Fuera de la guardería, Lydia comenta que escuchó gritos provenientes de la habitación más temprano en el día, pero George trata de aliviar sus preocupaciones. Quiere creer que los niños están psicológicamente sanos, no que estén obsesionados con la sangre y la violencia. Después de todo, uno de los puntos de venta de la habitación era que los niños podrían usar la habitación como una salida para sus emociones, y los lugares que visitaba la habitación proporcionarían información para los adultos que sentían curiosidad por las mentes jóvenes. Lydia siente que algo oscuro se cierne sobre el cerebro de sus hijos. Mientras se sientan a cenar, todo lo cual se proporciona a través de la tecnología de la casa, George sugiere cerrar la casa y vivir de una manera más sencilla, algo que ha sugerido antes y utilizado como castigo para sus hijos.
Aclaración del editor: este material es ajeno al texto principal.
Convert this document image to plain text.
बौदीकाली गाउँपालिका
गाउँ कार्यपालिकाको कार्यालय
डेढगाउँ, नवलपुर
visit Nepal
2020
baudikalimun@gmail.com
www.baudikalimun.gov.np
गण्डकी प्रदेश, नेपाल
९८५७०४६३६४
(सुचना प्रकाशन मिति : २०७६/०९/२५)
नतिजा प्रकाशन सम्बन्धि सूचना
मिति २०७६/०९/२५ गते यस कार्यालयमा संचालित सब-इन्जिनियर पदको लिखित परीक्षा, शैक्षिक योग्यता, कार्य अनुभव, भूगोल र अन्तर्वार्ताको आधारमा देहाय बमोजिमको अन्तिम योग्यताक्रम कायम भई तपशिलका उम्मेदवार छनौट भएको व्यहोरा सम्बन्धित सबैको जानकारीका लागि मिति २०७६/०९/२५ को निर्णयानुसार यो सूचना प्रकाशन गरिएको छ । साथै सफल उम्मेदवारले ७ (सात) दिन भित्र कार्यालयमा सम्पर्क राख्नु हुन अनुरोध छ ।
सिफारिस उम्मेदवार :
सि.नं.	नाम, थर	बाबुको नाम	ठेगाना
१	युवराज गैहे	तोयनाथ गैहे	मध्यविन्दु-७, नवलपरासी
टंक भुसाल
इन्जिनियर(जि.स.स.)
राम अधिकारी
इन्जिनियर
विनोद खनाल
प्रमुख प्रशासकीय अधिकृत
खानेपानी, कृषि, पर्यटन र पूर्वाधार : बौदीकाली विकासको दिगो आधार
Lydia está encantada con la idea porque siente que la han reemplazado por la casa. La casa es la madre, esposa y ama de casa que alguna vez fue, y se siente sin propósito.
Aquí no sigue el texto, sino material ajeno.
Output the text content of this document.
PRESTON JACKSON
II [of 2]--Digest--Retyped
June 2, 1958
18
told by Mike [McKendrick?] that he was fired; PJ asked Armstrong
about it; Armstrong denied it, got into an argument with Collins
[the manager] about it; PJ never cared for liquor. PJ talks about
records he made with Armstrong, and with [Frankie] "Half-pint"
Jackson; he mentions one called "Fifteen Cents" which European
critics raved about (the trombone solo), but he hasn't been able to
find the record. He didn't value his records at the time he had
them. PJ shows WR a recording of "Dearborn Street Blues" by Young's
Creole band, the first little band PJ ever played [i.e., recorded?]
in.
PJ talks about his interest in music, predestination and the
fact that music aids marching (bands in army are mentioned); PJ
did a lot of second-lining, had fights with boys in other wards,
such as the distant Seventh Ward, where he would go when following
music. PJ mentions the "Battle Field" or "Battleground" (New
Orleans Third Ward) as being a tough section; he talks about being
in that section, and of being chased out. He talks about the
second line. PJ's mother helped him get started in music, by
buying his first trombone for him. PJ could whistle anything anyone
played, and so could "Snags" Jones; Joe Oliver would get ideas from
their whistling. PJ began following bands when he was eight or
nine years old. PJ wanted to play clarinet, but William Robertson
George visita la habitación de nuevo para una mayor observación e intenta cambiar el escenario a Aladdin. Por desgracia, nada cambia, y comienza a pensar que sus hijos han mantenido el control sobre el medio ambiente, lo que aumenta su preocupación de que sus hijos tengan una obsesión malsana con la llanura. Cuando llegaron a casa de un carnaval, decidió preguntarles sobre la persistencia de la sabana, pero intentaron desmentirlo. Wendy entra en la habitación para inspeccionarla, y cuando regresa informa que ya no es África, sino un bosque. George y Lydia son muy escépticos y creen que Wendy entró en la habitación y la cambió después de que regresaron de la feria. Una de las pistas que le hacen creer a George que la habitación fue alterada fue su billetera en el piso de la guardería, oliendo a pasto caliente y mostrando marcas de dientes.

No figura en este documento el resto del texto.